Michael lost Julia a decade back—an undetachable string still looms to tie their blemished past, if life does give a second chance. But life can be unfair; its perfidy may subsume you, leaving behind unbridled patches with ruffled edges breaking sanguinity of the forgone love.
Michael and Julia meet again, their music brings them together and life does give them a second chance to revive their shaken truths and misaligned turfs. Julia, a Pianist, is now married and has a son.
Michael, a violinist with a Maggiore Quartet, will not stew his own grain now. He feels this indelible pulsation to give Julia all the love that precipitates as a forsaken scourge.
But, when has life professed its irony in the most subtle way? Diaphanous in its dampness, it sticks to our distresses giving us no clue if it is to protect or to fret.
Michael and Julia’s bloom of long-lost love is ephemeral, for the entire decade, Julia has nurtured her married life and feels a dire need to protect it. She carries a burden of a secret that Michael must know. Vikram Seth presents a beautiful love story, ‘An Equal Music’ that transcends time and vicissitudes of life.

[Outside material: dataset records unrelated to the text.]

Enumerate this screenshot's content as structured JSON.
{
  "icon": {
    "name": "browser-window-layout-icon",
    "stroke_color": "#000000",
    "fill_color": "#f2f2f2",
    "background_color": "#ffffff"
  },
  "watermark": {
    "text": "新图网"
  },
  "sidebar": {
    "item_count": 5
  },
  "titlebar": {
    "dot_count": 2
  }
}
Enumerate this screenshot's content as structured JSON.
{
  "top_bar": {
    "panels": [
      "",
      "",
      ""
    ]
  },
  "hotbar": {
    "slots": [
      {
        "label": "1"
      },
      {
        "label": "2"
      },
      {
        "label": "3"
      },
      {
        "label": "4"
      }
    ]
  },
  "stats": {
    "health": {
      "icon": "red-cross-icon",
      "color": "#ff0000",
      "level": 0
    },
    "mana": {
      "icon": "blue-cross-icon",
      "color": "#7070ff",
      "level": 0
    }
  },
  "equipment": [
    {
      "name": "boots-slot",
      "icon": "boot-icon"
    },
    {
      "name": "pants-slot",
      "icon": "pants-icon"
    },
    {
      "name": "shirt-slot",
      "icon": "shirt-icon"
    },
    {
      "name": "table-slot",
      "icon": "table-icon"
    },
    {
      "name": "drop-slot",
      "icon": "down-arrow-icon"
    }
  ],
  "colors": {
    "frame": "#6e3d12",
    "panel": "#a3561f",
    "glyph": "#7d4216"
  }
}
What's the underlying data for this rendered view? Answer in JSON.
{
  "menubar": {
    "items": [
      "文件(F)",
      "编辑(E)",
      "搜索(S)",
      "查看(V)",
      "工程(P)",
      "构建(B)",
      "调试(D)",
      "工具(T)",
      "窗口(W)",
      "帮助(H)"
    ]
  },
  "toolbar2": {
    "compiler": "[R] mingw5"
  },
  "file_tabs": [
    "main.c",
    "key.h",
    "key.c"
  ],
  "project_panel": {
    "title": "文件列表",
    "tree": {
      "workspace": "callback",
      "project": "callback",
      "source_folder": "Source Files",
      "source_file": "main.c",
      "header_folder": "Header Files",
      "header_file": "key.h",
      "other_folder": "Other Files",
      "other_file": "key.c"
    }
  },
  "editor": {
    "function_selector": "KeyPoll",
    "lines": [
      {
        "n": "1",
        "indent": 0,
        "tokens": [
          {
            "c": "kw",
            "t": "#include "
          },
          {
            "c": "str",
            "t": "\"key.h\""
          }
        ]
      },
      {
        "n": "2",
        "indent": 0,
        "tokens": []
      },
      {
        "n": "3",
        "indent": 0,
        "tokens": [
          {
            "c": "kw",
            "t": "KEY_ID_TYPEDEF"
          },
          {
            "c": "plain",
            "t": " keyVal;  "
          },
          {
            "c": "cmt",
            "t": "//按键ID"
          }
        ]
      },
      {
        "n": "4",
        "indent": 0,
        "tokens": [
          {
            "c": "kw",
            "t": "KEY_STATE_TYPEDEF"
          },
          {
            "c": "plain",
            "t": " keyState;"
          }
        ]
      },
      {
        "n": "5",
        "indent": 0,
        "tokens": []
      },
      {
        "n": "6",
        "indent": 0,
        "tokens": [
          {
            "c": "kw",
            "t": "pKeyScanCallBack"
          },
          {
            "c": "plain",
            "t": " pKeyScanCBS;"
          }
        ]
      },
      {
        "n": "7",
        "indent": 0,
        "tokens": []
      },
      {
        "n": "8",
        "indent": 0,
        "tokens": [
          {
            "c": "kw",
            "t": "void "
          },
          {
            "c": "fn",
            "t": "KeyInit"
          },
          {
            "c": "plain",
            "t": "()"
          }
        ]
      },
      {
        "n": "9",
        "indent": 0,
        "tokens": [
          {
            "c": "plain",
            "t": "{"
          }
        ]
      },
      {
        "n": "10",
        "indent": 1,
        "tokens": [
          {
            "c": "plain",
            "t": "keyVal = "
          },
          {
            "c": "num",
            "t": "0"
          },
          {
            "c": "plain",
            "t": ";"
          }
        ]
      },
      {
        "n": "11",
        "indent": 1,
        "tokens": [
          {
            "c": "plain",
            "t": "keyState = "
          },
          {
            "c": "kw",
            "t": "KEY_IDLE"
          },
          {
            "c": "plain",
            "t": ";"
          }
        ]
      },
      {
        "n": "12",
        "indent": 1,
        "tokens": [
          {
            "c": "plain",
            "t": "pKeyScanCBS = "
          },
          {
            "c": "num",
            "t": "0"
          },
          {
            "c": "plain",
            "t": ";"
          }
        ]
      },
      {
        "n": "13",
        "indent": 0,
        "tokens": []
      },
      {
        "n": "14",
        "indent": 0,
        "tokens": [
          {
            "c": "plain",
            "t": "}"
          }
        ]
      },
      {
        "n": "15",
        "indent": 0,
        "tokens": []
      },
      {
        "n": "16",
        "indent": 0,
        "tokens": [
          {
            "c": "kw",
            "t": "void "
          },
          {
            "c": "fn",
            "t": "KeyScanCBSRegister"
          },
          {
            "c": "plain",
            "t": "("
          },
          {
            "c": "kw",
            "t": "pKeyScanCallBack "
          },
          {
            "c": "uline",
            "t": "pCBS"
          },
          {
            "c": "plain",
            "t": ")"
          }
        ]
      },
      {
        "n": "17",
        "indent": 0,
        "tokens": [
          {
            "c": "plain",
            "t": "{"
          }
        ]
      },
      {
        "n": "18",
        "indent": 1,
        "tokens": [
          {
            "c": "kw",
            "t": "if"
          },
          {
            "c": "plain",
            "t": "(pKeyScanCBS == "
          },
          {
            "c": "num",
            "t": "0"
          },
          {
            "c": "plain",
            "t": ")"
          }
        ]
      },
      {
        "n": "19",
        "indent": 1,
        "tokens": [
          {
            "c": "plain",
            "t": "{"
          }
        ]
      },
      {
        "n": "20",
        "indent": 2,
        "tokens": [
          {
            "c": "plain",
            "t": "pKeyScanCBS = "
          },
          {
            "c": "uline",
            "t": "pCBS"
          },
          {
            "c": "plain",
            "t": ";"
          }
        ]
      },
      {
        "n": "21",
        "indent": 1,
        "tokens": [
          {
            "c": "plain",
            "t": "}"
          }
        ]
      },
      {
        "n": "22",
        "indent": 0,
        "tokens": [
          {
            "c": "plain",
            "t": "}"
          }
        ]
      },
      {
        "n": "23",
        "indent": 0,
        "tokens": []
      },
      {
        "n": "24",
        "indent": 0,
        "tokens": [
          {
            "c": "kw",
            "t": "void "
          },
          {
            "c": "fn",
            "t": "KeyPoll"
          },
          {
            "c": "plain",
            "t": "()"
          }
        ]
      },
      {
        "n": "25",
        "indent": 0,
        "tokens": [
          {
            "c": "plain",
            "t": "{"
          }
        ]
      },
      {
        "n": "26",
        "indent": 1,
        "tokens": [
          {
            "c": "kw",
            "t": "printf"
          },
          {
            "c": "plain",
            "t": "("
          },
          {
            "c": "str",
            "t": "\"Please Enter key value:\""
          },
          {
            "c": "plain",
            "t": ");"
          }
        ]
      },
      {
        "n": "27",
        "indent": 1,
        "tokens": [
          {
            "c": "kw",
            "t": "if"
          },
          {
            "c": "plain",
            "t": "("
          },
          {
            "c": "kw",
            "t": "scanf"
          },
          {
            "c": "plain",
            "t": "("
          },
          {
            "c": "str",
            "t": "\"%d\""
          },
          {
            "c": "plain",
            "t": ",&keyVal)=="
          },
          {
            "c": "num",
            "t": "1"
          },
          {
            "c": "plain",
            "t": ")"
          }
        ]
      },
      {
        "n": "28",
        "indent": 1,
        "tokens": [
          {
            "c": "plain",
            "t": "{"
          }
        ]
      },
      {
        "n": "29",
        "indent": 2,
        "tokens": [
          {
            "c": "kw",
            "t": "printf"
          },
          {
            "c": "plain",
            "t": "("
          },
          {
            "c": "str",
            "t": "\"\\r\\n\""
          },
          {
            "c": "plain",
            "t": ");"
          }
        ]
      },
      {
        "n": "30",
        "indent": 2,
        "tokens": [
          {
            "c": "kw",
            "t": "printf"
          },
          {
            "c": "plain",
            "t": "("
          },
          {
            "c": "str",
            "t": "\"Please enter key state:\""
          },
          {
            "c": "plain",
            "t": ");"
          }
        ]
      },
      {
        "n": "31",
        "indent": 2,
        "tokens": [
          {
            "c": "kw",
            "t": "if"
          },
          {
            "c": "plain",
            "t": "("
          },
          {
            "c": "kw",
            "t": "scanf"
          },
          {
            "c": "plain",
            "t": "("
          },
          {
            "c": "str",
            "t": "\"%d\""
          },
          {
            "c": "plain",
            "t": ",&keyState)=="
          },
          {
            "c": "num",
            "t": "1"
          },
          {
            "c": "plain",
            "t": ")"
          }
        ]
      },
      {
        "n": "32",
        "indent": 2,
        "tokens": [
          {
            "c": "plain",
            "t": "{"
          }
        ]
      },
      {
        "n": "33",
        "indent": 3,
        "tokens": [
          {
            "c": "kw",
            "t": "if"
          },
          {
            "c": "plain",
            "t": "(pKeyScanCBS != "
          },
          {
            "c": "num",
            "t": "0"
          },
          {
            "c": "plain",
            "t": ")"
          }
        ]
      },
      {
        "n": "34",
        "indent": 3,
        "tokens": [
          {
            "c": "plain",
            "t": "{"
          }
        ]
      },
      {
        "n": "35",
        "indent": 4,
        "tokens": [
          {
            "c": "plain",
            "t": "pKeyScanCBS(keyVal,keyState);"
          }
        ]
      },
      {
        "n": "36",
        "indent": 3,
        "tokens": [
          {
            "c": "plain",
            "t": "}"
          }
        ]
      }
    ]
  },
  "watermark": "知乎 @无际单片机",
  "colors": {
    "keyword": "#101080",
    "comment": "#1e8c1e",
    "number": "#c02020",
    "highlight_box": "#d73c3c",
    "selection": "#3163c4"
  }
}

From the structural orbital swathes of the London City, Michael and Julia Travel a path to resurface a lovers again. Their enchanting hues are a shadow where their souls play a rhythm of Beethoven’s magic and equally inclined are their desperate pleas to protect each other. Don’t we all know that love never embarks with a sledge hammer; all it consumes with its bare eyes is the distortion of impulses life throws on you to justify its ambiguity.